LA VISITA DE
PEÑA NIETO
No
juremos sobre el futuro,
mejor será esperarlo
para ver si él nos reconoce.
José Saramago
Confieso que hay cosas de la política
que no entiendo. Y que conste que ando entre las patas de los caballos desde
hace no pocos años. Cuando digo no entiendo es porque a pesar de que Sinaloa es
de las últimas entidades en visitar por el presidente Peña Nieto, nos dicen que
somos privilegiados. En dicha visita se anuncia con bombo y platillo que se
invertirán 500 millones de pesos en el agro sinaloense, porque somos el granero
de México y porque siete de cada diez tortillas que se producen en el país son
hechas con maíz de Sinaloa.
Menos mal que somos el granero del país
y que el presidente anda en una cruzada contra el hambre, causa tan importante
que obliga a prestarle mucha atención a la producción de alimentos, porque si
no nos iría peor. La visita presidencial me obliga a preguntar: ¿por qué la
visita es a los grandes productores, entre ellos los exportadores de
hortalizas? ¿Será que la cruzada del hambre busca acabar esa necesidad en los
consumidores del extranjero no en los paisanos? ¿Por qué no hubo una reunión
especial con los ejidatarios, comuneros y pequeños productores? ¿Cómo nos
explicamos que los productores pobres, los que sí producen para el mercado
nacional sólo sean convidados de piedra?
Me parece muy importante que se convoque
al campo a desplegar esfuerzos en la producción de alimentos, pues de qué otra
manera podemos enfrentar el flagelo del hambre. Pero el llamado adolece de
varios defectos: se hace en el marco de dos heladas (2011 y 2013) y una sequía
prolongada, mal atendidas todas en apoyos económicos; además sólo se voltea a
ver al sector más privilegiado de la agricultura, observando de soslayo a los
productores pobres del campo.
Se anuncian 500 millones de pesos de
inversión para el campo sinaloense. Y se hace alarde como si el monto cubriera
las necesidades esenciales del campo. Basta recordar que para hacer frente a la
primera helada, luego de movilizaciones de los productores el monto del apoyo
federal fue alrededor de esa cantidad, lo que no salvó por entero la situación.
Si sumamos los otros dos fenómenos que afectaron al campo, las cosas no están
como para que con un empujoncito de 500 millones marchen sin tropiezos. En 2011 no se quisieron tocar nuestras
reservas en dólares que rebasaban los 115 mil millones y se pretendió llenarnos
con discursos; pero no tuvieron reparo alguno cuando los especuladores se
llevaron 4 mil 500 millones de dólares en tan solo un día (el 18 de diciembre
de 1994), ahora, ¿se repetirá la misma gaita?
Al campo y a los campesinos les urgen
apoyos para producir, una reforma que regrese la dignidad al ejidatario y al
comunero y una política que erradique a los coyotes (hoy funcionarios muchos de
ellos) y que pare las importaciones de maíz precisamente cuando se empiezan a
comercializar las cosechas nacionales. ¿Esos anuncios vendrán con la próxima
visita o sólo se apuesta a favor de los monopolios de la agricultura?

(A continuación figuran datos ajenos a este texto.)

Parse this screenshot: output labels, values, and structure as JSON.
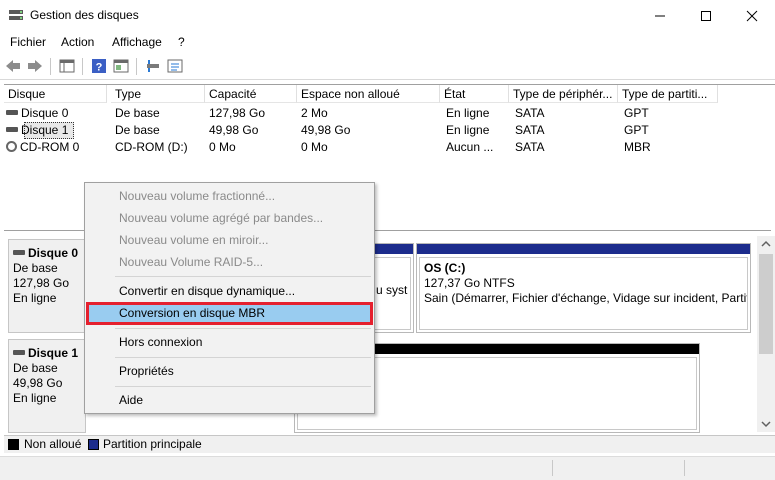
{
  "window": {
    "title": "Gestion des disques",
    "minimize_glyph": "—",
    "maximize_glyph": "☐",
    "close_glyph": "✕"
  },
  "menu": [
    {
      "label": "Fichier"
    },
    {
      "label": "Action"
    },
    {
      "label": "Affichage"
    },
    {
      "label": "?"
    }
  ],
  "toolbar_icons": [
    "back-icon",
    "forward-icon",
    "list-view-icon",
    "help-icon",
    "console-icon",
    "rescan-icon",
    "properties-icon"
  ],
  "columns": [
    "Disque",
    "Type",
    "Capacité",
    "Espace non alloué",
    "État",
    "Type de périphér...",
    "Type de partiti..."
  ],
  "disks": [
    {
      "name": "Disque 0",
      "type": "De base",
      "capacity": "127,98 Go",
      "unallocated": "2 Mo",
      "state": "En ligne",
      "device": "SATA",
      "partition": "GPT",
      "icon": "disk-icon"
    },
    {
      "name": "Disque 1",
      "type": "De base",
      "capacity": "49,98 Go",
      "unallocated": "49,98 Go",
      "state": "En ligne",
      "device": "SATA",
      "partition": "GPT",
      "icon": "disk-icon"
    },
    {
      "name": "CD-ROM 0",
      "type": "CD-ROM (D:)",
      "capacity": "0 Mo",
      "unallocated": "0 Mo",
      "state": "Aucun ...",
      "device": "SATA",
      "partition": "MBR",
      "icon": "cdrom-icon"
    }
  ],
  "graph": {
    "disk0": {
      "name": "Disque 0",
      "type": "De base",
      "size": "127,98 Go",
      "state": "En ligne",
      "partial_text": "u syst",
      "os_partition": {
        "title": "OS  (C:)",
        "size": "127,37 Go NTFS",
        "status": "Sain (Démarrer, Fichier d'échange, Vidage sur incident, Partiti"
      }
    },
    "disk1": {
      "name": "Disque 1",
      "type": "De base",
      "size": "49,98 Go",
      "state": "En ligne"
    }
  },
  "legend": {
    "unallocated": "Non alloué",
    "primary": "Partition principale",
    "unallocated_color": "#000000",
    "primary_color": "#1c2c8c"
  },
  "context_menu": {
    "items": [
      {
        "label": "Nouveau volume fractionné...",
        "enabled": false
      },
      {
        "label": "Nouveau volume agrégé par bandes...",
        "enabled": false
      },
      {
        "label": "Nouveau volume en miroir...",
        "enabled": false
      },
      {
        "label": "Nouveau Volume RAID-5...",
        "enabled": false
      },
      {
        "label": "Convertir en disque dynamique...",
        "enabled": true
      },
      {
        "label": "Conversion en disque MBR",
        "enabled": true,
        "highlighted": true
      },
      {
        "label": "Hors connexion",
        "enabled": true
      },
      {
        "label": "Propriétés",
        "enabled": true
      },
      {
        "label": "Aide",
        "enabled": true
      }
    ]
  },
  "colors": {
    "partition_bar": "#1c2c8c",
    "highlight": "#99ccf0",
    "annotation_box": "#e5202e"
  }
}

Por otra parte, un grupo de familiares
con desaparecidos no quisieron dejar pasar en balde la visita de Peña Nieto y
buscaron estar en un lugar visible y a modo para acercarse al presidente. Lo
lograron. Cuando el mandatario pasó junto a ellas, doña Sandra Hernández le
entregó un documento donde resume el caso de su hijo Edgar Guadalupe. El
presidente se lo guardó en la bolsa de
su camisa y ofreció atención al caso. Un ayudante le entregó una tarjeta con
los datos para que haga llegar el expediente. Doña Alma Rosa Rojo, viendo que
se acercaba el gobernador López Valdez le preguntó, ¿cuándo nos recibe? Recordándole que hay una
solicitud de audiencia reiterada desde 2011. Malova
le dijo que ese mismo día le llamarían para establecer fecha, lugar y hora.
Hasta el día de hoy eso no ha sucedido. ¿Sucederá algún día de estos?
Dos conclusiones preliminares sobre la
visita presidencial pueden ser estas: no hay visión presidencial de la magnitud
de los problemas del agro sinaloense y de los verdaderos retos que plantea una
cruzada del hambre (al menos cercana al esfuerzo de Brasil que indexó el al 5%
del PIB al combate del hambre). No hay interés del gobierno estatal por atender
el caso de los desaparecidos a pesar de que el gobierno federal ya ha dado los
primeros pasos en esa dirección, aunque sean tímidos. Seguimos esperando que
brote localmente ese interés por el bien de Sinaloa y el país. Vale.